Today there is still no system that
provides the holy grail of “fully
automatic high quality translation of unrestricted text”. However, there are
many programs now available that are capable of providing useful output within
strict constraints; several of them are available online, such as Google
Translate and the SYSTRAN system which powers AltaVista's BabelFish and some other
non-US-based MT-systems listed below.
Computing technologies may become fine
assistants in routine work but can they really help in translation? The answer
to that question is twofold. On one hand, the translator’s work is formal in
many respects but, o the other hand, whether it can be done purely formally? For
example, technical translation requires certain knowledge of foreign standards
denoting one or another notion. Another example is fiction translation with its
purpose to obtain a text whose artistic value would be maximally brought to the
original text. The question is whether it is possible to task a computer with
that kind of work?
Speaking of the machine translation, one
should, first of all, bear in mind that a computer is just a piece of metal in
the end. It doesn’t understand linguistic nuances, textual hints or what is
called a sophisticated play on words. Actually, it is above its capabilities to
understand the contents of the text in full.
But even that is insufficient for
adequate translation. Depending upon a style and purposes of a text, the same
word often has different meanings. To some extent, this peculiarity is taken
into account in the machine translation: the replacement dictionaries –
sometimes, it is a particular dictionary provided for a particular text. Where
a vocabulary contained in an electronic dictionary is insufficient and several
dictionaries are used at the same time, one can always designate for a system a
particular dictionary from which the word should be extracted if there are
several options of translation. Finally, the programme, by itself, may offer
translation options to a user who can select a suitable match, so to say,
manually. There may arise some problems with translation of stable word-groups
and phrases but these fall within computer’s capabilities [9].
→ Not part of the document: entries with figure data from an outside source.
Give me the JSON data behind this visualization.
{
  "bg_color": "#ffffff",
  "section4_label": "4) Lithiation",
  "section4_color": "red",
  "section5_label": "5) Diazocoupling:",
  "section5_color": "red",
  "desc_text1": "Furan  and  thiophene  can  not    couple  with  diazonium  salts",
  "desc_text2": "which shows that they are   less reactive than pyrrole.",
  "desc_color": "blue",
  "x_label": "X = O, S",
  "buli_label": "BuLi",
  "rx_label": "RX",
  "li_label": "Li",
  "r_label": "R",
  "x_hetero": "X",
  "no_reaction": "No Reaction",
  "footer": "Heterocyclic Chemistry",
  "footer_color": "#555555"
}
It is known that translation as a special
kind of interlingual transformations touches a complex of different levels of a
language – morphology, vocabulary, syntax, semantics. Accordingly, the
translation model is to reflect a hierarchy of the levels of a language in an
optimal way for translation.
Popular here, contemporary machine
translation systems, PROMPT 8.0, Pragma 5.x, online-translation services
InterTran contain a great number of dictionaries. They are based on certain
features of architectural solutions for linguistic algorithms.
SDL Trados, especially with release of
its SDL Trados Studio 2011 Freelance, has received positive feedback from many
professional translators.
Often than not, the output of the
machine-aided translation is subject to editing. Indeed, there is a direct
dependence between the quality of the input data and the quality of the
resulting translation.
Now, we can see a new wave of interest to
machine translation as result of the active development of Internet. Millions
of people who speak different languages are now present all over the Net. English
dominates here but there are lots of users who don’t speak English as well as
lots of web-sites using different languages. To facilitate reading pages over
the Internet written in a foreign language, there have been introduced add-ons
for browsers or online automatic translation services that translate
immediately any textual fragment of a web-page selected by the user.
It’s a common truth that good translation
is not only the creative but also a very complex kind of work. But even the
best translation needs to be edited.
Contemporary MT should not be confused
with computer-aided human translation, which especially underlines by American
and British scholars, since in the latter case it is rather an automated
dictionary that helps a human translator to faster pick up a needed equivalent
in a target language. In both cases, the computer works together with a man (a
translator or an editor), the meaning of the term “machine translation”
includes the idea that the main and bigger part of the work on translation and
search of the necessary equivalents and translation matches is made by the
computer, which leaves only a function of control and correction of errors to a
man, while an automated dictionary is just an auxiliary means facilitating
quick search of translation matches.
When we talk about professional tasks the
translators of specialised texts often face, it is necessary to emphasise the
interrelated issues of translations’ authenticity and their proper finalisation
before handing it over to a customer, complying with the style specific to a
document and, finally - reduction of term of performance. That is why using of
contemporary computer-based technologies in translation is so essential in
Ukraine. The contemporary professional translation can only be made by means of
computers and only use of modern electronic dictionaries, reference databases, editing
software makes it possible to make translation with the quality required.